Ridge Regression using Turing.jl

Hi everyone,

I’m trying to create a model in Turing.jl for Ridge Regression to use HMC. However, I need to sample two parameters, alpha and theta which are dependant on each other via

θ ~ MvNormal(zeros(3),α^(-1))
α ~ Gamma(γ+d/2,δ+norm(θ)^2)

(γ, δ, d are hyperparameters of the model)

I can’t find a way to do this in Turing.jl (compose @model) that can use this kind of sampling - I thought I could use some initial value for alpha or theta, but I don’t know how to do this for the first step.

I want to use Hamiltonian Monte Carlo and compare it to Gibbs sampler which I use as

iter = 1000
α = zeros(iter+1)
θ = zeros(iter+1,3)
α[1] = α0
θ[1,:] = θ0

for i in 1:iter
    E = (X'*X)^(-1)*X'*y
    D = Symmetric((X'*X + α[i]*I)^(-1))
    θ[i+1,:] = rand(MvNormal(E,D))

    a = δ + d/2
    b = γ + norm(θ[i+1,:])^2
    α[i+1] = rand(Gamma(a,b))
end

where X is a matrix of ones and vectors x1, x2 and y are target values.
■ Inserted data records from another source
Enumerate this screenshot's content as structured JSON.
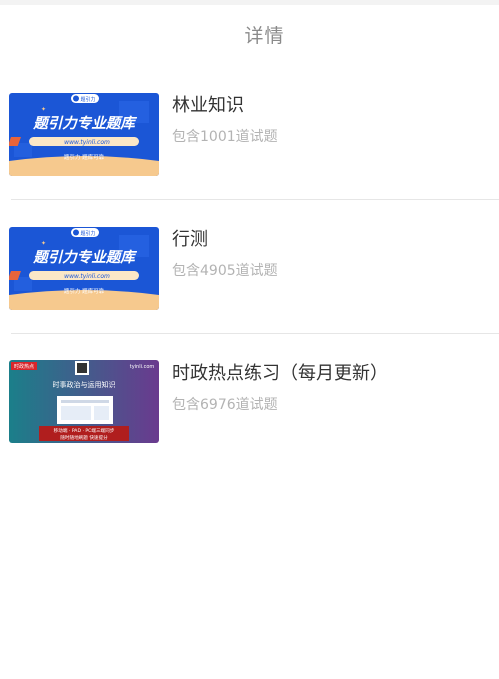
{
  "header": {
    "title": "详情"
  },
  "items": [
    {
      "title": "林业知识",
      "count": "包含1001道试题",
      "thumb": {
        "type": "brand",
        "headline": "题引力专业题库",
        "url": "www.tyinli.com",
        "tagline": "题引力 题库可靠",
        "logo": "题引力",
        "colors": {
          "bg": "#1b56d6",
          "band": "#f6c98e",
          "pill": "#fbe7c7"
        }
      }
    },
    {
      "title": "行测",
      "count": "包含4905道试题",
      "thumb": {
        "type": "brand",
        "headline": "题引力专业题库",
        "url": "www.tyinli.com",
        "tagline": "题引力 题库可靠",
        "logo": "题引力",
        "colors": {
          "bg": "#1b56d6",
          "band": "#f6c98e",
          "pill": "#fbe7c7"
        }
      }
    },
    {
      "title": "时政热点练习（每月更新）",
      "count": "包含6976道试题",
      "thumb": {
        "type": "politics",
        "badge": "时政热点",
        "heading": "时事政治与运用知识",
        "site": "tyinli.com",
        "line1": "移动端 · PAD · PC端三端同步",
        "line2": "随时随地刷题 快速提分",
        "colors": {
          "left": "#1b7f8a",
          "right": "#6a3a8e",
          "banner": "#b01e1e",
          "badge": "#d8262b"
        }
      }
    }
  ]
}
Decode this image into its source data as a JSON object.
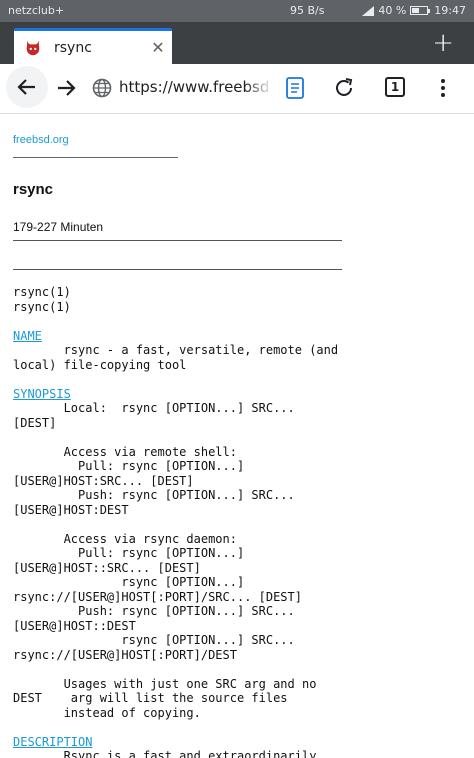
{
  "status_bar": {
    "carrier": "netzclub+",
    "speed": "95 B/s",
    "battery": "40 %",
    "battery_level": 0.4,
    "time": "19:47"
  },
  "tab": {
    "title": "rsync",
    "favicon": "freebsd-daemon-icon",
    "close": "✕",
    "new_tab": "+"
  },
  "toolbar": {
    "url": "https://www.freebsd.org",
    "tab_count": "1"
  },
  "page": {
    "site_link": "freebsd.org",
    "title": "rsync",
    "duration": "179-227 Minuten",
    "man_header": [
      "rsync(1)",
      "rsync(1)"
    ],
    "sections": [
      {
        "heading": "NAME",
        "lines": [
          "       rsync - a fast, versatile, remote (and",
          "local) file-copying tool"
        ]
      },
      {
        "heading": "SYNOPSIS",
        "lines": [
          "       Local:  rsync [OPTION...] SRC...",
          "[DEST]",
          "",
          "       Access via remote shell:",
          "         Pull: rsync [OPTION...]",
          "[USER@]HOST:SRC... [DEST]",
          "         Push: rsync [OPTION...] SRC...",
          "[USER@]HOST:DEST",
          "",
          "       Access via rsync daemon:",
          "         Pull: rsync [OPTION...]",
          "[USER@]HOST::SRC... [DEST]",
          "               rsync [OPTION...]",
          "rsync://[USER@]HOST[:PORT]/SRC... [DEST]",
          "         Push: rsync [OPTION...] SRC...",
          "[USER@]HOST::DEST",
          "               rsync [OPTION...] SRC...",
          "rsync://[USER@]HOST[:PORT]/DEST",
          "",
          "       Usages with just one SRC arg and no",
          "DEST    arg will list the source files",
          "       instead of copying."
        ]
      },
      {
        "heading": "DESCRIPTION",
        "lines": [
          "       Rsync is a fast and extraordinarily"
        ]
      }
    ]
  },
  "colors": {
    "link": "#1a9bd7",
    "tab_accent": "#1a73e8",
    "tabstrip": "#3c4043",
    "statusbar": "#5f6368"
  }
}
Any help would be appreciated. Thanks a lot.

2 Likes

This is a really interesting question. PPLs almost always express joint distributions in a way that ~ statements correspond to a factorization of the posterior density. So while a PPL might output a Gibbs sampler like you describe, they’re really not set up to take one as input.

So the more common way to do this would be to either sample θ and then α|θ, or first α and then θ|α. Unfortunately, to get there I think you’d need to crank through some things by hand, like factoring

f(\alpha) f(\theta | \alpha) = f(\theta) f(\alpha | \theta)

Both sides of this are equal to f(\alpha, \theta), and the result of this factorization would give you some options for feeding it to Turing.

BTW there’s also BayesianLinearRegression.jl that might be helpful. It’s very fast, but it’s focused on a marginal likelihood approach, so no gamma priors.

2 Likes

Do you have a reference for this phrasing of ridge regression? I’ve never seen it posed this way. Google yields some results, but I’d like to follow along.

It’s based on the approach described in Chris Bishop’s book

EDIT: Oh wait, I thought you were asking about the BayesianLinearRegression implementation. But maybe you meant @Michaela_Maskova’s Gibbs sampler representation?

1 Like

Yea I was more curious about the Gibbs Sampler. I’ve seen simpler PPL models people refer to as Ridge Regression, I want to understand more what this offers.

1 Like